Джинн Маймун ибн Дамдам был в своем излюбленном облике – четырнадцатилетнего юноши, несколько полноватого, ибо несравненная мягкость боков была в числе достоинств, воспеваемых поэтами, с красивым лицом, обладателя неизменной родинки, которую те же поэты сравнивали с пятнышком мускуса. Свою одежду он, казалось, позаимствовал в богатом купеческом семействе.
Ифрит Грохочущий Гром съежился до пределов человеческого роста, но ничего не мог поделать с красновато-лиловым свечением своего лица сквозь торчащую бороду и свисающие на лоб угольно-черные жгуты волос. Он был, ради соблюдения приличий, в широких шароварах, но босиком. Грудь и руки также слабо светились.

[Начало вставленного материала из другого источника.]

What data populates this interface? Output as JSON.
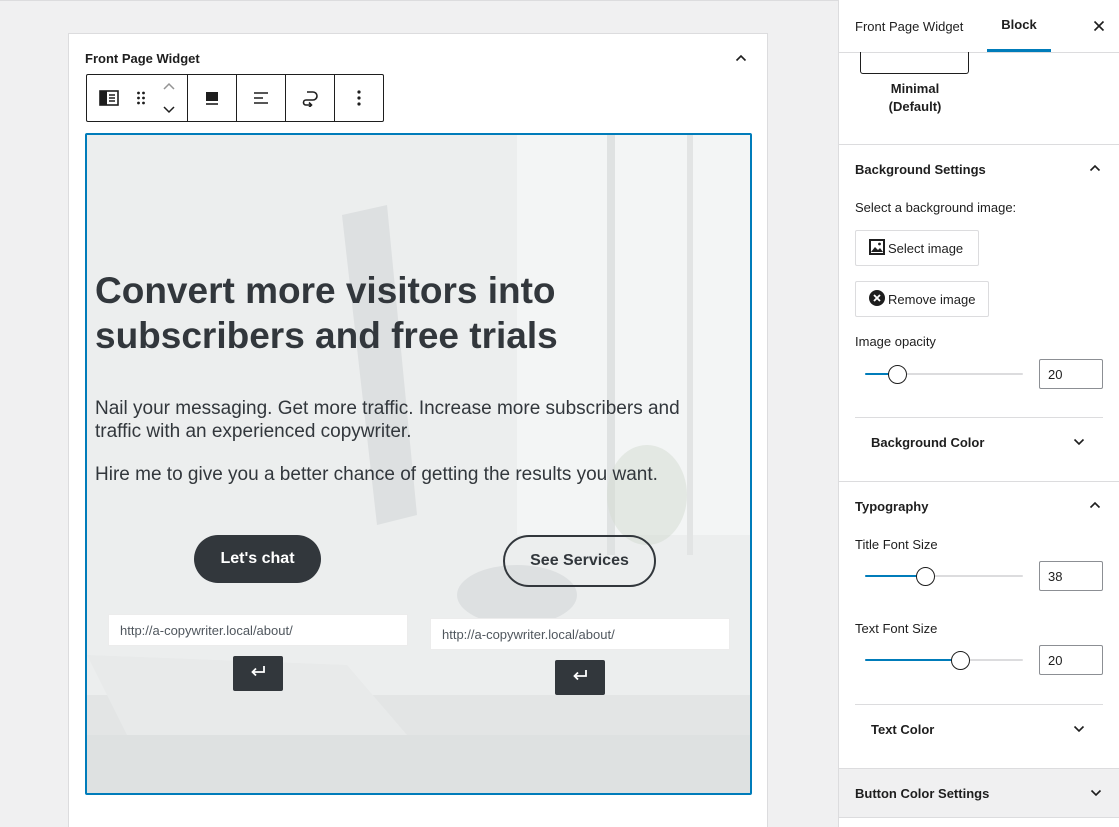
{
  "editor": {
    "widget_title": "Front Page Widget",
    "toolbar": {
      "items": [
        "block-type-icon",
        "drag-handle-icon",
        "move-up-icon",
        "move-down-icon",
        "align-full-icon",
        "align-left-text-icon",
        "link-icon",
        "more-options-icon"
      ]
    },
    "hero": {
      "title": "Convert more visitors into subscribers and free trials",
      "text1": "Nail your messaging. Get more traffic. Increase more subscribers and traffic with an experienced copywriter.",
      "text2": "Hire me to give you a better chance of getting the results you want.",
      "primary_button": "Let's chat",
      "secondary_button": "See Services",
      "primary_url": "http://a-copywriter.local/about/",
      "secondary_url": "http://a-copywriter.local/about/"
    }
  },
  "sidebar": {
    "tabs": {
      "widget": "Front Page Widget",
      "block": "Block"
    },
    "style_option": "Minimal (Default)",
    "background": {
      "header": "Background Settings",
      "select_label": "Select a background image:",
      "select_button": "Select image",
      "remove_button": "Remove image",
      "opacity_label": "Image opacity",
      "opacity_value": "20",
      "opacity_fraction": 0.2,
      "color_header": "Background Color"
    },
    "typography": {
      "header": "Typography",
      "title_size_label": "Title Font Size",
      "title_size_value": "38",
      "title_size_fraction": 0.38,
      "text_size_label": "Text Font Size",
      "text_size_value": "20",
      "text_size_fraction": 0.6,
      "text_color_header": "Text Color"
    },
    "button_colors_header": "Button Color Settings"
  },
  "colors": {
    "accent": "#007cba",
    "dark": "#32373c",
    "border": "#dcdcde"
  }
}
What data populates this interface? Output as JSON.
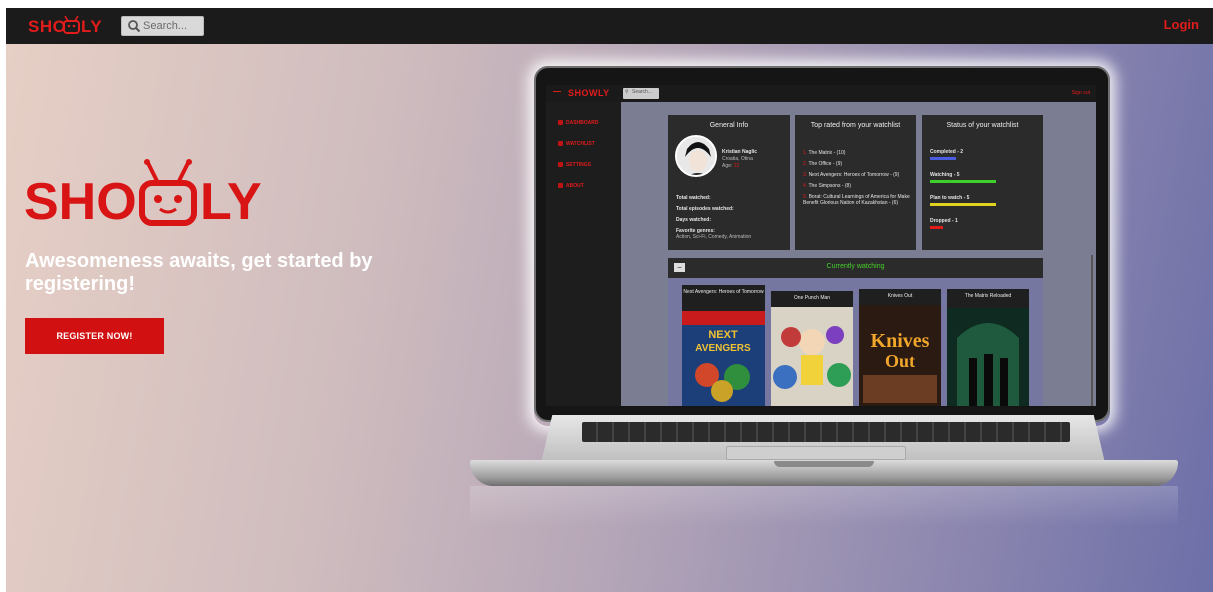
{
  "navbar": {
    "logo_text": "SHOWLY",
    "search_placeholder": "Search...",
    "login_label": "Login"
  },
  "hero": {
    "logo_text": "SHOWLY",
    "heading": "Awesomeness awaits, get started by registering!",
    "register_label": "REGISTER NOW!"
  },
  "screen": {
    "search_placeholder": "Search...",
    "login_label": "Sign out",
    "sidebar": [
      {
        "label": "DASHBOARD"
      },
      {
        "label": "WATCHLIST"
      },
      {
        "label": "SETTINGS"
      },
      {
        "label": "ABOUT"
      }
    ],
    "general_info": {
      "title": "General Info",
      "name": "Kristian Naglic",
      "location": "Croatia, Otina",
      "age_label": "Age:",
      "age_value": "22",
      "total_watched": "Total watched:",
      "total_episodes": "Total episodes watched:",
      "days_watched": "Days watched:",
      "favorite_genres_label": "Favorite genres:",
      "favorite_genres": "Action, Sci-Fi, Comedy, Animation"
    },
    "top_rated": {
      "title": "Top rated from your watchlist",
      "items": [
        "The Matrix - (10)",
        "The Office - (9)",
        "Next Avengers: Heroes of Tomorrow - (9)",
        "The Simpsons - (8)",
        "Borat: Cultural Learnings of America for Make Benefit Glorious Nation of Kazakhstan - (6)"
      ]
    },
    "status": {
      "title": "Status of your watchlist",
      "items": [
        {
          "label": "Completed - 2",
          "color": "#4a5de0",
          "fraction": 0.2
        },
        {
          "label": "Watching - 5",
          "color": "#3ecf2a",
          "fraction": 0.5
        },
        {
          "label": "Plan to watch - 5",
          "color": "#e0d21f",
          "fraction": 0.5
        },
        {
          "label": "Dropped - 1",
          "color": "#e21b1b",
          "fraction": 0.1
        }
      ]
    },
    "currently_watching": {
      "title": "Currently watching",
      "toggle_label": "−",
      "posters": [
        {
          "title": "Next Avengers: Heroes of Tomorrow"
        },
        {
          "title": "One Punch Man"
        },
        {
          "title": "Knives Out"
        },
        {
          "title": "The Matrix Reloaded"
        }
      ]
    }
  },
  "colors": {
    "brand_red": "#e21b1b",
    "navbar_bg": "#1b1b1b",
    "button_red": "#d11111"
  }
}
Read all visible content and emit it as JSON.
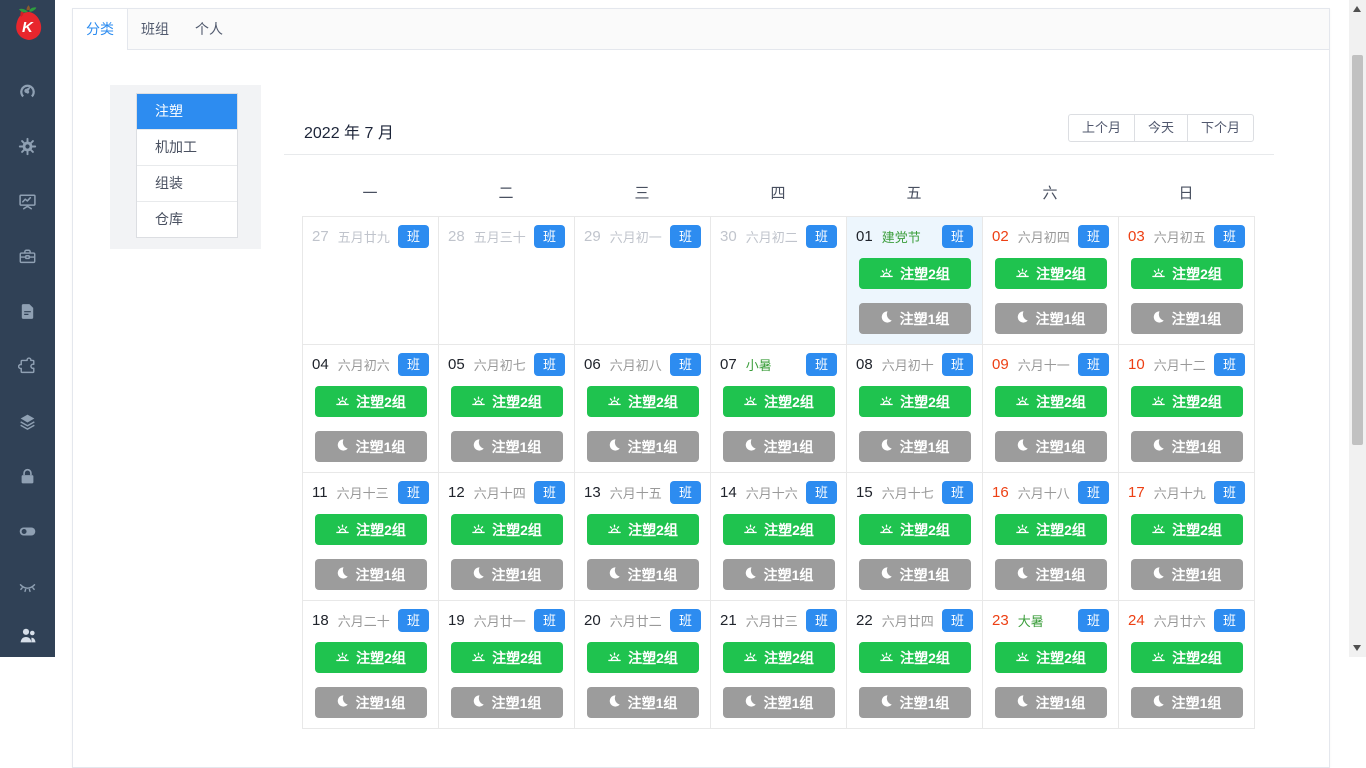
{
  "sidebar": {
    "items": [
      {
        "key": "dashboard",
        "icon": "dashboard-icon"
      },
      {
        "key": "settings",
        "icon": "gear-icon"
      },
      {
        "key": "monitor",
        "icon": "chart-board-icon"
      },
      {
        "key": "toolbox",
        "icon": "briefcase-icon"
      },
      {
        "key": "documents",
        "icon": "document-icon"
      },
      {
        "key": "plugins",
        "icon": "puzzle-icon"
      },
      {
        "key": "layers",
        "icon": "layers-icon"
      },
      {
        "key": "security",
        "icon": "lock-icon"
      },
      {
        "key": "switch",
        "icon": "toggle-icon"
      },
      {
        "key": "privacy",
        "icon": "eye-closed-icon"
      }
    ],
    "bottom_item": {
      "key": "users",
      "icon": "team-icon"
    }
  },
  "tabs": {
    "items": [
      {
        "key": "category",
        "label": "分类",
        "active": true
      },
      {
        "key": "team",
        "label": "班组",
        "active": false
      },
      {
        "key": "personal",
        "label": "个人",
        "active": false
      }
    ]
  },
  "category_menu": {
    "items": [
      {
        "key": "injection",
        "label": "注塑",
        "active": true
      },
      {
        "key": "machining",
        "label": "机加工",
        "active": false
      },
      {
        "key": "assembly",
        "label": "组装",
        "active": false
      },
      {
        "key": "warehouse",
        "label": "仓库",
        "active": false
      }
    ]
  },
  "calendar": {
    "title": "2022 年 7 月",
    "nav": {
      "prev": "上个月",
      "today": "今天",
      "next": "下个月"
    },
    "weekdays": [
      "一",
      "二",
      "三",
      "四",
      "五",
      "六",
      "日"
    ],
    "badge_label": "班",
    "day_shift": "注塑2组",
    "night_shift": "注塑1组",
    "weeks": [
      [
        {
          "num": "27",
          "lunar": "五月廿九",
          "out": true
        },
        {
          "num": "28",
          "lunar": "五月三十",
          "out": true
        },
        {
          "num": "29",
          "lunar": "六月初一",
          "out": true
        },
        {
          "num": "30",
          "lunar": "六月初二",
          "out": true
        },
        {
          "num": "01",
          "lunar": "建党节",
          "festival": true,
          "selected": true,
          "shifts": true
        },
        {
          "num": "02",
          "lunar": "六月初四",
          "weekend": true,
          "shifts": true
        },
        {
          "num": "03",
          "lunar": "六月初五",
          "weekend": true,
          "shifts": true
        }
      ],
      [
        {
          "num": "04",
          "lunar": "六月初六",
          "shifts": true
        },
        {
          "num": "05",
          "lunar": "六月初七",
          "shifts": true
        },
        {
          "num": "06",
          "lunar": "六月初八",
          "shifts": true
        },
        {
          "num": "07",
          "lunar": "小暑",
          "festival": true,
          "shifts": true
        },
        {
          "num": "08",
          "lunar": "六月初十",
          "shifts": true
        },
        {
          "num": "09",
          "lunar": "六月十一",
          "weekend": true,
          "shifts": true
        },
        {
          "num": "10",
          "lunar": "六月十二",
          "weekend": true,
          "shifts": true
        }
      ],
      [
        {
          "num": "11",
          "lunar": "六月十三",
          "shifts": true
        },
        {
          "num": "12",
          "lunar": "六月十四",
          "shifts": true
        },
        {
          "num": "13",
          "lunar": "六月十五",
          "shifts": true
        },
        {
          "num": "14",
          "lunar": "六月十六",
          "shifts": true
        },
        {
          "num": "15",
          "lunar": "六月十七",
          "shifts": true
        },
        {
          "num": "16",
          "lunar": "六月十八",
          "weekend": true,
          "shifts": true
        },
        {
          "num": "17",
          "lunar": "六月十九",
          "weekend": true,
          "shifts": true
        }
      ],
      [
        {
          "num": "18",
          "lunar": "六月二十",
          "shifts": true
        },
        {
          "num": "19",
          "lunar": "六月廿一",
          "shifts": true
        },
        {
          "num": "20",
          "lunar": "六月廿二",
          "shifts": true
        },
        {
          "num": "21",
          "lunar": "六月廿三",
          "shifts": true
        },
        {
          "num": "22",
          "lunar": "六月廿四",
          "shifts": true
        },
        {
          "num": "23",
          "lunar": "大暑",
          "festival": true,
          "weekend": true,
          "shifts": true
        },
        {
          "num": "24",
          "lunar": "六月廿六",
          "weekend": true,
          "shifts": true
        }
      ]
    ]
  },
  "colors": {
    "sidebar_bg": "#304156",
    "accent_blue": "#2d8cf0",
    "shift_green": "#1fc34f",
    "shift_gray": "#9c9c9c",
    "weekend_red": "#ed4014",
    "festival_green": "#3c9e3c"
  }
}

Старый фалясиф, суфий, или кем он там считал себя на самом деле, Гураб Ятрибский был одет так, как одевались в Ятрибе до того, как правоверные стали называть его просто «Медина». Он был в мягкой белой рубахе, в головной повязке вместо тюрбана, и в белой же джуббе с длинным вырезом, а имелись ли под всем этим штаны – Джейран не знала.
Сама она, как и джинн, имела на себе полосатую фарджию, подпоясанную уже не кожаным ремнем с бляхами, а простым кушаком, и тюрбан с нарочно отпущенным подлиннее концом, которым она, привычным уже движением, прикрывала синие знаки на левой щеке.